Leitura crítica da mídia, a comunicação no processo de formação da subjetividade, políticas públicas para a área e a relação do tema com os direitos humanos são as principais propostas de discussão do “I Seminário Pró-Conferência de Comunicação”, que acontece no dia 22 de maio, das 8 horas às 17 horas, no auditório da OAB-MS. O evento, organizado pelo Comitê pela Democratização da Comunicação em MS, formado há um ano, será preparatório para a realização de uma Conferência Estadual sobre o tema. Esta, por sua vez, acolherá reivindicações e propostas para a Conferência Nacional de Comunicação, marcada para os três primeiros dias de dezembro, em Brasília.

No período matutino, o painel “Mídia e Sociedade” terá como convidados o coordenador-Geral do Fórum Nacional pela Democratização da Comunicação (FNDC), jornalista Celso Schröder, a psicóloga Roseli Goffman, conselheira do Conselho Federal de Psicologia (CFP), além do defensor público Paulo Ramalho. Eles debaterão a respeito das questões centrais do evento e falarão sobre os preparativos para a Conferência Nacional de Comunicação. À tarde, divididos em grupos de discussão, os participantes apresentarão propostas para a área da comunicação e, das 16 horas às 17 horas, vão se reunir em plenária para elaborar uma Carta Pró-Conferência da Comunicação, demarcando a participação das entidades da sociedade civil de Mato Grosso do Sul nessa discussão.

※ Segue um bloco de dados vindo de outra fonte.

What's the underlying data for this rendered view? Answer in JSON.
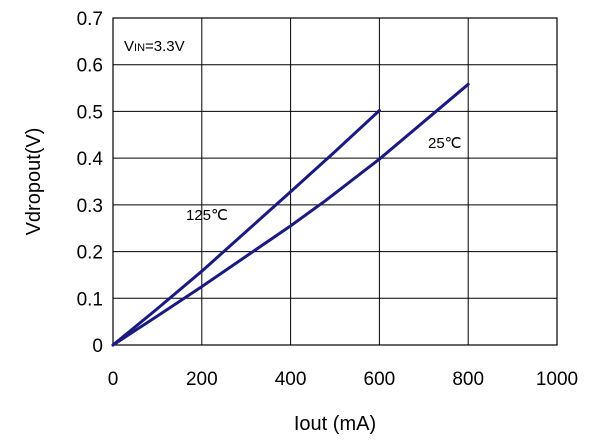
{
  "chart_data": {
    "type": "line",
    "title": "",
    "xlabel": "Iout (mA)",
    "ylabel": "Vdropout(V)",
    "xlim": [
      0,
      1000
    ],
    "ylim": [
      0,
      0.7
    ],
    "xticks": [
      0,
      200,
      400,
      600,
      800,
      1000
    ],
    "yticks": [
      0,
      0.1,
      0.2,
      0.3,
      0.4,
      0.5,
      0.6,
      0.7
    ],
    "xtick_labels": [
      "0",
      "200",
      "400",
      "600",
      "800",
      "1000"
    ],
    "ytick_labels": [
      "0",
      "0.1",
      "0.2",
      "0.3",
      "0.4",
      "0.5",
      "0.6",
      "0.7"
    ],
    "grid": true,
    "annotation_vin": {
      "prefix": "V",
      "subscript": "IN",
      "suffix": "=3.3V"
    },
    "series": [
      {
        "name": "125℃",
        "x": [
          0,
          100,
          200,
          300,
          400,
          500,
          600
        ],
        "y": [
          0,
          0.078,
          0.158,
          0.243,
          0.328,
          0.414,
          0.502
        ]
      },
      {
        "name": "25℃",
        "x": [
          0,
          100,
          200,
          300,
          400,
          480,
          600,
          700,
          800
        ],
        "y": [
          0,
          0.062,
          0.125,
          0.19,
          0.255,
          0.31,
          0.398,
          0.478,
          0.558
        ]
      }
    ]
  }
}
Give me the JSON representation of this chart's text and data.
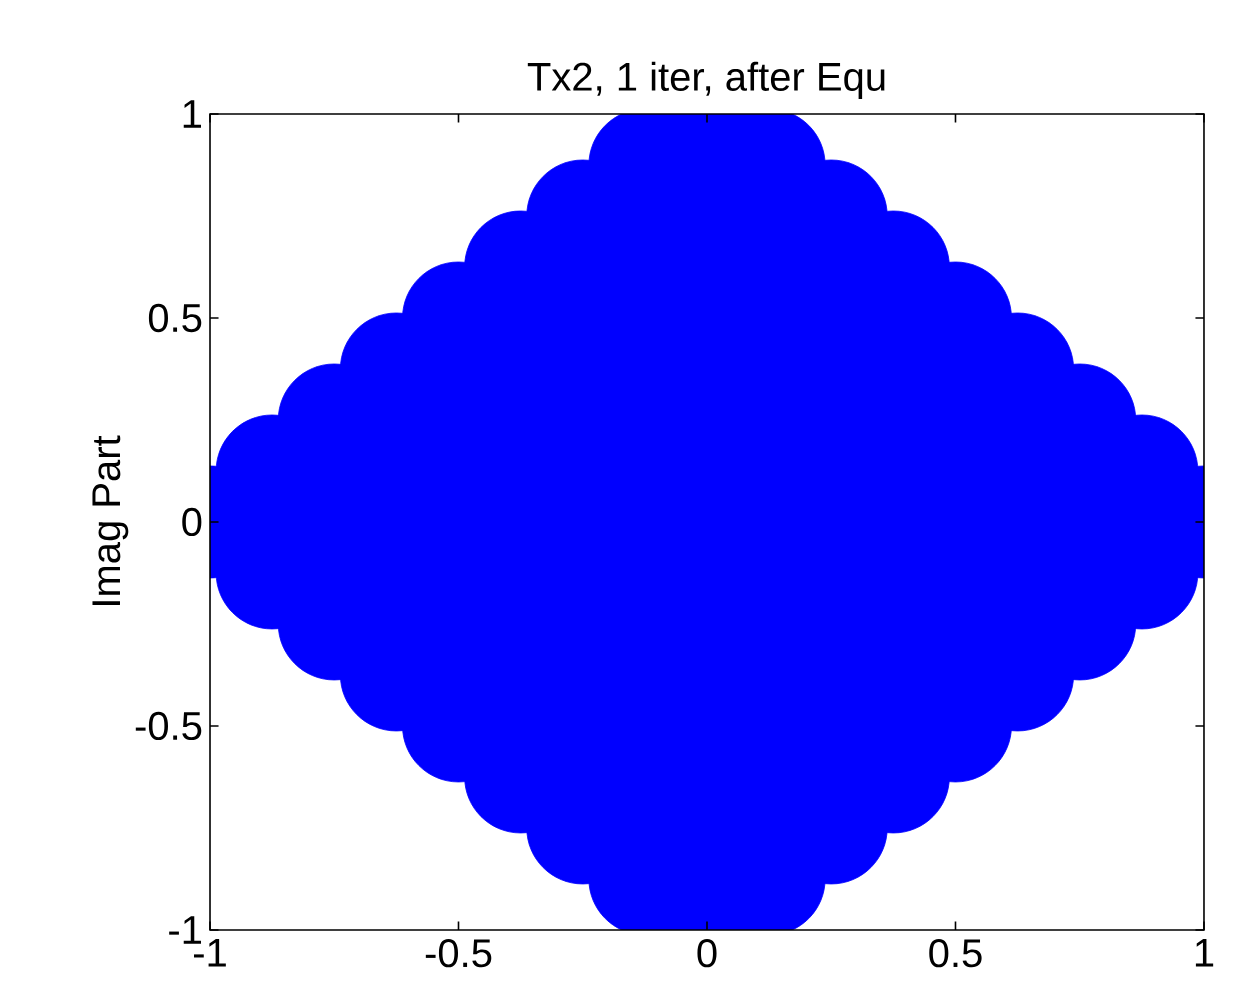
{
  "chart_data": {
    "type": "scatter",
    "title": "Tx2, 1 iter, after Equ",
    "ylabel": "Imag Part",
    "xlim": [
      -1,
      1
    ],
    "ylim": [
      -1,
      1
    ],
    "xticks": [
      -1,
      -0.5,
      0,
      0.5,
      1
    ],
    "yticks": [
      -1,
      -0.5,
      0,
      0.5,
      1
    ],
    "grid": false,
    "series": [
      {
        "color": "#0000ff",
        "x": [
          0,
          -0.125,
          0.125,
          -0.25,
          0,
          0.25,
          -0.375,
          -0.125,
          0.125,
          0.375,
          -0.5,
          -0.25,
          0,
          0.25,
          0.5,
          -0.625,
          -0.375,
          -0.125,
          0.125,
          0.375,
          0.625,
          -0.75,
          -0.5,
          -0.25,
          0,
          0.25,
          0.5,
          0.75,
          -0.875,
          -0.625,
          -0.375,
          -0.125,
          0.125,
          0.375,
          0.625,
          0.875,
          -1,
          -0.75,
          -0.5,
          -0.25,
          0,
          0.25,
          0.5,
          0.75,
          1,
          -0.875,
          -0.625,
          -0.375,
          -0.125,
          0.125,
          0.375,
          0.625,
          0.875,
          -0.75,
          -0.5,
          -0.25,
          0,
          0.25,
          0.5,
          0.75,
          -0.625,
          -0.375,
          -0.125,
          0.125,
          0.375,
          0.625,
          -0.5,
          -0.25,
          0,
          0.25,
          0.5,
          -0.375,
          -0.125,
          0.125,
          0.375,
          -0.25,
          0,
          0.25,
          -0.125,
          0.125,
          0
        ],
        "values": [
          1,
          0.875,
          0.875,
          0.75,
          0.75,
          0.75,
          0.625,
          0.625,
          0.625,
          0.625,
          0.5,
          0.5,
          0.5,
          0.5,
          0.5,
          0.375,
          0.375,
          0.375,
          0.375,
          0.375,
          0.375,
          0.25,
          0.25,
          0.25,
          0.25,
          0.25,
          0.25,
          0.25,
          0.125,
          0.125,
          0.125,
          0.125,
          0.125,
          0.125,
          0.125,
          0.125,
          0,
          0,
          0,
          0,
          0,
          0,
          0,
          0,
          0,
          -0.125,
          -0.125,
          -0.125,
          -0.125,
          -0.125,
          -0.125,
          -0.125,
          -0.125,
          -0.25,
          -0.25,
          -0.25,
          -0.25,
          -0.25,
          -0.25,
          -0.25,
          -0.375,
          -0.375,
          -0.375,
          -0.375,
          -0.375,
          -0.375,
          -0.5,
          -0.5,
          -0.5,
          -0.5,
          -0.5,
          -0.625,
          -0.625,
          -0.625,
          -0.625,
          -0.75,
          -0.75,
          -0.75,
          -0.875,
          -0.875,
          -1
        ]
      }
    ]
  }
}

O Comitê pela Democratização da Comunicação de MS é composto, atualmente, por um núcleo em expansão de entidades, como a seccional regional da Ordem dos Advogados do Brasil (OAB-MS), Sindicato dos Jornalistas Profissionais de Mato Grosso do Sul (SindJor-MS), Conselho Regional de Psicologia (CRP-14), a Girassolidário, o Fórum Nacional de Professores de Jornalismo (FNPJ) e o Núcleo de Ecomunicadores dos Matos (NEM). A principal missão é discutir, de forma interdisciplinar, políticas públicas para o campo da comunicação. Abaixo, a programação:
 
Programação do I Seminário Pró-Conferência de Comunicação
Data: 22 de maio de 2009 – sexta-feira
Local: auditório da OAB-MS
8 horas- Credenciamento
9 horas às 11 horas-  Painel “Mídia e Sociedade”
Painelistas: Jornalista Celso Schröder (coordenador-Geral do FNDC); psicóloga Roseli Goffman (conselheira do CFP) e o defensor público Paulo Ramalho.

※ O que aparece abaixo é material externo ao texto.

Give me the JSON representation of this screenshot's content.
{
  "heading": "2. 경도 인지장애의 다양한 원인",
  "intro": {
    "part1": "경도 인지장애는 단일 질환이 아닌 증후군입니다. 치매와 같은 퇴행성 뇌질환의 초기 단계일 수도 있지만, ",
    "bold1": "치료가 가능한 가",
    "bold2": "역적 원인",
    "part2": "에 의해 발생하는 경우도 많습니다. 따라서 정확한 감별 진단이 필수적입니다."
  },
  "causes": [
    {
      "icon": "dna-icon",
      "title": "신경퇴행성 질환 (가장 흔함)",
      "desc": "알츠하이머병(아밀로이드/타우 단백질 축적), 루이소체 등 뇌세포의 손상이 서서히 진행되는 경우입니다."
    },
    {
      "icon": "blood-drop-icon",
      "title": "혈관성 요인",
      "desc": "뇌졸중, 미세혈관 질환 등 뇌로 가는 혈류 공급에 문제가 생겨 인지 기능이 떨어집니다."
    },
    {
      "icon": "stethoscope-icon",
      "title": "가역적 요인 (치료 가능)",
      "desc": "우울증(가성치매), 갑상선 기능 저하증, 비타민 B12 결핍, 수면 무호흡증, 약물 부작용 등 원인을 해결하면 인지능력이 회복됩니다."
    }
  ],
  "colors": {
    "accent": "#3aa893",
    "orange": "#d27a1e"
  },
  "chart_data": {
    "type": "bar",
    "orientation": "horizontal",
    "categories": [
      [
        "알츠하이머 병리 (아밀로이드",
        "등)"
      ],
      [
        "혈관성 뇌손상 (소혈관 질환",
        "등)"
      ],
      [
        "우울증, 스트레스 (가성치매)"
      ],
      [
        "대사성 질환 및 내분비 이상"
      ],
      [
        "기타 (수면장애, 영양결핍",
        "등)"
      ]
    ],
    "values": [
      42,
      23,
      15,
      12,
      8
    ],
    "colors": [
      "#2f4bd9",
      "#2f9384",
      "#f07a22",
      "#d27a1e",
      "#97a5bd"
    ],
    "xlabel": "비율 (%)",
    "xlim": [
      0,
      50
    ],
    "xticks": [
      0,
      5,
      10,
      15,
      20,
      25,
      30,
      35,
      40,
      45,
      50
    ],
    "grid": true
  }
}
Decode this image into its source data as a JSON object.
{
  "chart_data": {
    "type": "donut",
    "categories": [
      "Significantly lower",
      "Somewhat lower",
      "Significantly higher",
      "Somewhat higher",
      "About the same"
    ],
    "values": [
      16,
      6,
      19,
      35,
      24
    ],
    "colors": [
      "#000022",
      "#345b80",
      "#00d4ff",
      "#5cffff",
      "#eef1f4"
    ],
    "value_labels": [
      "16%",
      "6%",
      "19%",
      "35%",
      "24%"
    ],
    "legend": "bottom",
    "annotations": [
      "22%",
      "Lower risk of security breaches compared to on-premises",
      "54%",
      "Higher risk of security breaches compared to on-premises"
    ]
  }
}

11h às 12 horas – lançamento de livros:
“Formação Superior em Jornalismo – Uma exigência que interessa a sociedade” – organização da Federação Nacional dos Jornalistas (Fenaj)
“Políticas Públicas Sociais e os Desafios do Jornalismo” – organização da Andi
14h às 16h- Grupos de trabalho:
a) Leitura Crítica da Mídia – coordenação da Girassolidário
b) Comunicação no Processo de Formação da Subjetividade – CRP-14
c) Políticas Públicas para a Comunicação – SindJor-MS e FNPJ
d) Comunicação e Direitos Humanos- OAB-MS
16h às 17h – Plenária e elaboração da carta de Campo Grande Pró-Conferência de Comunicação.